Now it had occurred to
Wolsey that if the Duke could be supplied secretly with money he could raise an army from his numerous supporters and thus be, as it were, a general under the King of England while none need know that the King of England had a hand in this war. Therefore would England be in secret alliance with Spain against France. Henry had felt the conception of such an idea to be sheer genius, for the weakening of France and the reconquering of that country had ever been a dream of his. A secret ambassador had been sent to Emperor Charles, and the King and Wolsey with their council laughed complacently at their own astuteness. Francis, however, discovered this and sent a secret messenger to make terms with England, with the result that Bourbon’s small army—desperate and exhausted—awaited in vain the promised help from England. Wolsey had calculated without the daring of the Duke and the laxity of the French forces, without Francis’s poor generalship which alternately hesitated and then was overbold. At Pavia the French King’s forces were beaten, and the King taken prisoner; and among his documents was found the secret treaty under the Great Seal of England. Thus was Francis a prisoner in the hands of the Emperor, and thus was English double-dealing exposed. Francis was to languish and come near to death in a Madrid prison; and Charles would not be overeager to link himself with England again. So that the master-stroke which was to have put England in the enviable position of being on the winning side—whichever it was to be—had failed.

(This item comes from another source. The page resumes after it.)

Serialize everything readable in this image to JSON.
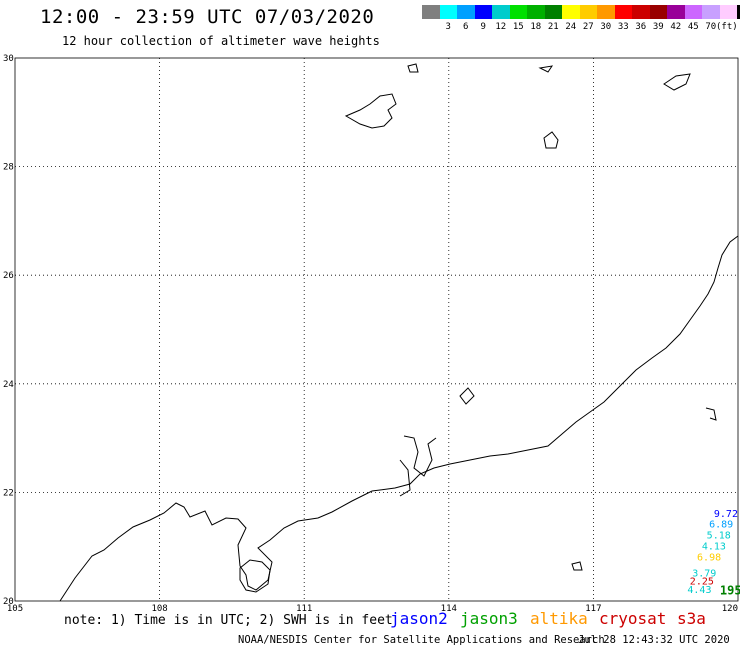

That had happened two years ago; yet it was still unpleasant to contemplate, as was Wolsey’s failure, in spite of bribery, to be elected Pope. And now had come the greatest blow; Bourbon had turned his attentions to the city of Rome itself. True, this had cost the hasty Duke his life, but his men went on with his devilish scheme, and the city was ransacked, laid waste by fire and pillage, its priests desecrated, its virgins raped; and the sacred city was the scene of one of the most terrible massacres in history. But most shocking of all was, the fact that the Pope, who was to grant Henry’s divorce, was a prisoner at Castle Angell—prisoner of the Emperor Charles, the nephew of that lady who was to be most deeply wronged by the divorce.